Zenne, M. Caner
Alper ve Mehmet Binay’ın yönetmenliğinde konusunu iyi
işlemiş; ancak görüntü yönetmeninin azizliğine uğrayarak Zenne Can (Kerem
Can)’ın kıyafetleri iyi olsa da dans sahnelerini zihinlerimize kazıyacak bir
film ortaya çıkaramamıştır. Zira, bu durum yine de hikâyenin önüne
geçememiştir.
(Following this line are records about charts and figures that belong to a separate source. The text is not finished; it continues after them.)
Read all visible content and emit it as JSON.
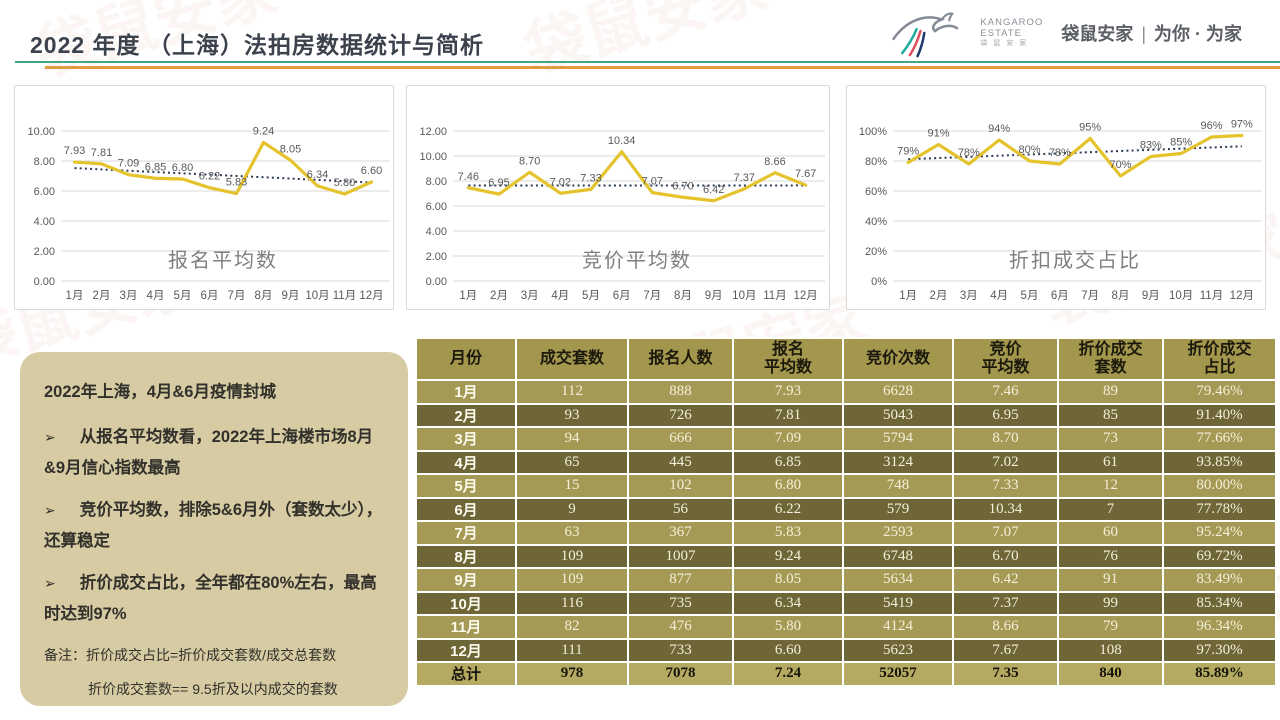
{
  "header": {
    "title": "2022 年度 （上海）法拍房数据统计与简析",
    "logo": {
      "en_line1": "KANGAROO",
      "en_line2": "ESTATE",
      "cn_small": "袋 鼠 安 家",
      "cn_brand": "袋鼠安家",
      "divider": "|",
      "cn_slogan": "为你 · 为家"
    }
  },
  "watermark_text": "袋鼠安家",
  "theme": {
    "accent_green": "#45a57e",
    "accent_orange": "#e19a3f",
    "title_color": "#3c424d",
    "chart_line": "#e5c32d",
    "chart_trend": "#2b3a55",
    "axis_text": "#595959",
    "chart_title_color": "#7f7f7f",
    "grid_color": "#d9d9d9",
    "note_bg": "#d6cba3",
    "note_text": "#32302a",
    "table_header_bg": "#a3964d",
    "row_light_bg": "#a49a55",
    "row_dark_bg": "#6e6637",
    "total_row_bg": "#b5aa61",
    "cell_text": "#f4efd8",
    "watermark_color": "#c0574f"
  },
  "chart_data": [
    {
      "type": "line",
      "title": "报名平均数",
      "categories": [
        "1月",
        "2月",
        "3月",
        "4月",
        "5月",
        "6月",
        "7月",
        "8月",
        "9月",
        "10月",
        "11月",
        "12月"
      ],
      "values": [
        7.93,
        7.81,
        7.09,
        6.85,
        6.8,
        6.22,
        5.83,
        9.24,
        8.05,
        6.34,
        5.8,
        6.6
      ],
      "labels": [
        "7.93",
        "7.81",
        "7.09",
        "6.85",
        "6.80",
        "6.22",
        "5.83",
        "9.24",
        "8.05",
        "6.34",
        "5.80",
        "6.60"
      ],
      "ylim": [
        0,
        10
      ],
      "ytick_values": [
        0,
        2,
        4,
        6,
        8,
        10
      ],
      "ytick_labels": [
        "0.00",
        "2.00",
        "4.00",
        "6.00",
        "8.00",
        "10.00"
      ],
      "grid": true,
      "legend_position": "none",
      "trendline": true,
      "xlabel": "",
      "ylabel": ""
    },
    {
      "type": "line",
      "title": "竞价平均数",
      "categories": [
        "1月",
        "2月",
        "3月",
        "4月",
        "5月",
        "6月",
        "7月",
        "8月",
        "9月",
        "10月",
        "11月",
        "12月"
      ],
      "values": [
        7.46,
        6.95,
        8.7,
        7.02,
        7.33,
        10.34,
        7.07,
        6.7,
        6.42,
        7.37,
        8.66,
        7.67
      ],
      "labels": [
        "7.46",
        "6.95",
        "8.70",
        "7.02",
        "7.33",
        "10.34",
        "7.07",
        "6.70",
        "6.42",
        "7.37",
        "8.66",
        "7.67"
      ],
      "ylim": [
        0,
        12
      ],
      "ytick_values": [
        0,
        2,
        4,
        6,
        8,
        10,
        12
      ],
      "ytick_labels": [
        "0.00",
        "2.00",
        "4.00",
        "6.00",
        "8.00",
        "10.00",
        "12.00"
      ],
      "grid": true,
      "legend_position": "none",
      "trendline": true,
      "xlabel": "",
      "ylabel": ""
    },
    {
      "type": "line",
      "title": "折扣成交占比",
      "categories": [
        "1月",
        "2月",
        "3月",
        "4月",
        "5月",
        "6月",
        "7月",
        "8月",
        "9月",
        "10月",
        "11月",
        "12月"
      ],
      "values": [
        79,
        91,
        78,
        94,
        80,
        78,
        95,
        70,
        83,
        85,
        96,
        97
      ],
      "labels": [
        "79%",
        "91%",
        "78%",
        "94%",
        "80%",
        "78%",
        "95%",
        "70%",
        "83%",
        "85%",
        "96%",
        "97%"
      ],
      "ylim": [
        0,
        100
      ],
      "ytick_values": [
        0,
        20,
        40,
        60,
        80,
        100
      ],
      "ytick_labels": [
        "0%",
        "20%",
        "40%",
        "60%",
        "80%",
        "100%"
      ],
      "grid": true,
      "legend_position": "none",
      "trendline": true,
      "xlabel": "",
      "ylabel": ""
    }
  ],
  "notes": {
    "headline": "2022年上海，4月&6月疫情封城",
    "bullet_marker": "➢",
    "bullets": [
      "从报名平均数看，2022年上海楼市场8月&9月信心指数最高",
      "竞价平均数，排除5&6月外（套数太少），还算稳定",
      "折价成交占比，全年都在80%左右，最高时达到97%"
    ],
    "remarks": [
      "备注：折价成交占比=折价成交套数/成交总套数",
      "折价成交套数== 9.5折及以内成交的套数"
    ]
  },
  "table": {
    "headers": [
      "月份",
      "成交套数",
      "报名人数",
      "报名\n平均数",
      "竞价次数",
      "竞价\n平均数",
      "折价成交\n套数",
      "折价成交\n占比"
    ],
    "rows": [
      [
        "1月",
        "112",
        "888",
        "7.93",
        "6628",
        "7.46",
        "89",
        "79.46%"
      ],
      [
        "2月",
        "93",
        "726",
        "7.81",
        "5043",
        "6.95",
        "85",
        "91.40%"
      ],
      [
        "3月",
        "94",
        "666",
        "7.09",
        "5794",
        "8.70",
        "73",
        "77.66%"
      ],
      [
        "4月",
        "65",
        "445",
        "6.85",
        "3124",
        "7.02",
        "61",
        "93.85%"
      ],
      [
        "5月",
        "15",
        "102",
        "6.80",
        "748",
        "7.33",
        "12",
        "80.00%"
      ],
      [
        "6月",
        "9",
        "56",
        "6.22",
        "579",
        "10.34",
        "7",
        "77.78%"
      ],
      [
        "7月",
        "63",
        "367",
        "5.83",
        "2593",
        "7.07",
        "60",
        "95.24%"
      ],
      [
        "8月",
        "109",
        "1007",
        "9.24",
        "6748",
        "6.70",
        "76",
        "69.72%"
      ],
      [
        "9月",
        "109",
        "877",
        "8.05",
        "5634",
        "6.42",
        "91",
        "83.49%"
      ],
      [
        "10月",
        "116",
        "735",
        "6.34",
        "5419",
        "7.37",
        "99",
        "85.34%"
      ],
      [
        "11月",
        "82",
        "476",
        "5.80",
        "4124",
        "8.66",
        "79",
        "96.34%"
      ],
      [
        "12月",
        "111",
        "733",
        "6.60",
        "5623",
        "7.67",
        "108",
        "97.30%"
      ]
    ],
    "total": [
      "总计",
      "978",
      "7078",
      "7.24",
      "52057",
      "7.35",
      "840",
      "85.89%"
    ]
  }
}
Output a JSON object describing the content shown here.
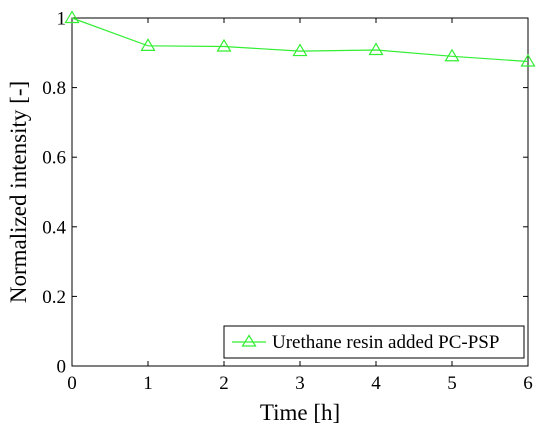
{
  "chart_data": {
    "type": "line",
    "xlabel": "Time [h]",
    "ylabel": "Normalized intensity [-]",
    "xlim": [
      0,
      6
    ],
    "ylim": [
      0,
      1
    ],
    "xticks": [
      0,
      1,
      2,
      3,
      4,
      5,
      6
    ],
    "yticks": [
      0,
      0.2,
      0.4,
      0.6,
      0.8,
      1
    ],
    "xtick_labels": [
      "0",
      "1",
      "2",
      "3",
      "4",
      "5",
      "6"
    ],
    "ytick_labels": [
      "0",
      "0.2",
      "0.4",
      "0.6",
      "0.8",
      "1"
    ],
    "grid": false,
    "legend_position": "bottom-right",
    "series": [
      {
        "name": "Urethane resin added PC-PSP",
        "color": "#33ee33",
        "marker": "triangle",
        "x": [
          0,
          1,
          2,
          3,
          4,
          5,
          6
        ],
        "y": [
          1.0,
          0.92,
          0.918,
          0.905,
          0.908,
          0.89,
          0.875
        ]
      }
    ]
  }
}
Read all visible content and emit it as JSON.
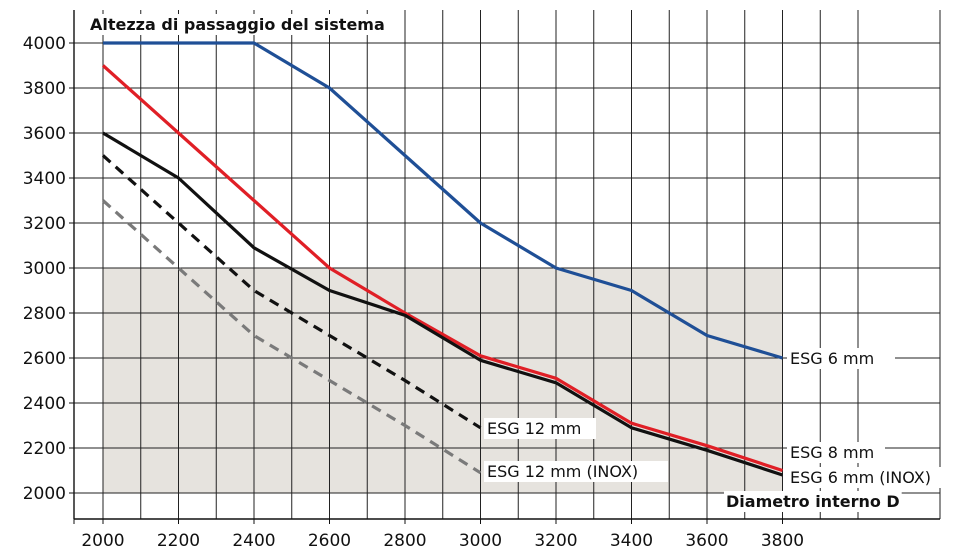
{
  "chart_data": {
    "type": "line",
    "title": "",
    "ylabel": "Altezza di passaggio del sistema",
    "xlabel": "Diametro interno D",
    "x": [
      2000,
      2200,
      2400,
      2600,
      2800,
      3000,
      3200,
      3400,
      3600,
      3800
    ],
    "xlim": [
      2000,
      3800
    ],
    "ylim": [
      2000,
      4000
    ],
    "x_ticks": [
      "2000",
      "2200",
      "2400",
      "2600",
      "2800",
      "3000",
      "3200",
      "3400",
      "3600",
      "3800"
    ],
    "y_ticks": [
      "4000",
      "3800",
      "3600",
      "3400",
      "3200",
      "3000",
      "2800",
      "2600",
      "2400",
      "2200",
      "2000"
    ],
    "grid": true,
    "shaded_band": {
      "y_from": 2000,
      "y_to": 3000,
      "x_from": 2000,
      "x_to": 3800,
      "color": "#e6e3de"
    },
    "series": [
      {
        "name": "ESG 6 mm",
        "color": "#1f4f96",
        "dash": "solid",
        "points": [
          [
            2000,
            4000
          ],
          [
            2200,
            4000
          ],
          [
            2400,
            4000
          ],
          [
            2600,
            3800
          ],
          [
            2800,
            3500
          ],
          [
            3000,
            3200
          ],
          [
            3200,
            3000
          ],
          [
            3400,
            2900
          ],
          [
            3600,
            2700
          ],
          [
            3800,
            2600
          ]
        ]
      },
      {
        "name": "ESG 8 mm",
        "color": "#e01f26",
        "dash": "solid",
        "points": [
          [
            2000,
            3900
          ],
          [
            2200,
            3600
          ],
          [
            2400,
            3300
          ],
          [
            2600,
            3000
          ],
          [
            2800,
            2800
          ],
          [
            3000,
            2610
          ],
          [
            3200,
            2510
          ],
          [
            3400,
            2310
          ],
          [
            3600,
            2210
          ],
          [
            3800,
            2100
          ]
        ]
      },
      {
        "name": "ESG 6 mm (INOX)",
        "color": "#111111",
        "dash": "solid",
        "points": [
          [
            2000,
            3600
          ],
          [
            2200,
            3400
          ],
          [
            2400,
            3090
          ],
          [
            2600,
            2900
          ],
          [
            2800,
            2790
          ],
          [
            3000,
            2590
          ],
          [
            3200,
            2490
          ],
          [
            3400,
            2290
          ],
          [
            3600,
            2190
          ],
          [
            3800,
            2080
          ]
        ]
      },
      {
        "name": "ESG 12 mm",
        "color": "#111111",
        "dash": "dashed",
        "points": [
          [
            2000,
            3500
          ],
          [
            2200,
            3200
          ],
          [
            2400,
            2900
          ],
          [
            2600,
            2700
          ],
          [
            2800,
            2500
          ],
          [
            3000,
            2290
          ]
        ]
      },
      {
        "name": "ESG 12 mm (INOX)",
        "color": "#7a7a7a",
        "dash": "dashed",
        "points": [
          [
            2000,
            3300
          ],
          [
            2200,
            3000
          ],
          [
            2400,
            2700
          ],
          [
            2600,
            2500
          ],
          [
            2800,
            2300
          ],
          [
            3000,
            2090
          ]
        ]
      }
    ]
  }
}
Ben, bu filmi, dans ve zenne kostümü içindeki Can’ın danslarıyla
değil birbirlerinden farklı üç arkadaşın hikâyesi olarak hatırlayacağım: Can,
Ahmet (Erkan Avcı), Daniel (Giovanni Arvaneh)’ın hikâyesi.
Filmin
ilk yarısında karakterleri tanımaya başlıyoruz. Can, akşamları zennelik yapıp
gündüzleri de bir kafede fala bakan “asker kaçağı”, Ahmet’se Urfa’dan okumak
için İstanbul’a gelmiş ve ailesinin onun cinsel kimliğini anlamak için
arkasından kız kardeşini gönderip peşine de bir adam takmıştır. Daniel ise
Alman bir fotoğrafçıdır ve Zenne kostümü içerisinde Can’ın fotoğraflarını
çekmek istemektedir. İlk yarıda karakterlerin aileleriyle ilişkilerine ve
günlük rutinlerine tanık oluyoruz.
İkinci
yarıdaysa film, klişe bir heteroseksüel karşıtlığı, “ayrıksı” olmaktan ötürü homoseksüelliği
haklı çıkarma durumu adına karakterler üzerinden “acıma duygusu” uyandırmaya
varmadan derdini anlatabiliyor. Can’ın asker babasının etkisiyle otoriter bir
aile ortamında büyümesi, diğer taraftan annesinin yargılamayan şefkati;
Ahmet’in törelere bağlı ailesi, onu sürekli yeren annesi; Daniel’in ise
biseksüel kimliğini ailesinden ve çevresinden saklamadan yaşayabilmesi… Tabi
Daniel için de her şey güllük gülistanlık değildir. Afganistan’daki bir
fotoğraf çekimi sırasında ölen çocuklardan kendisini sorumlu tutmaktadır.
Şimdiyse Ahmet’i sevmiştir ve Afganistan’da koruyamadığı çocukların yerine
Ahmet’i koruma içgüdüsüyle hareket etmektedir.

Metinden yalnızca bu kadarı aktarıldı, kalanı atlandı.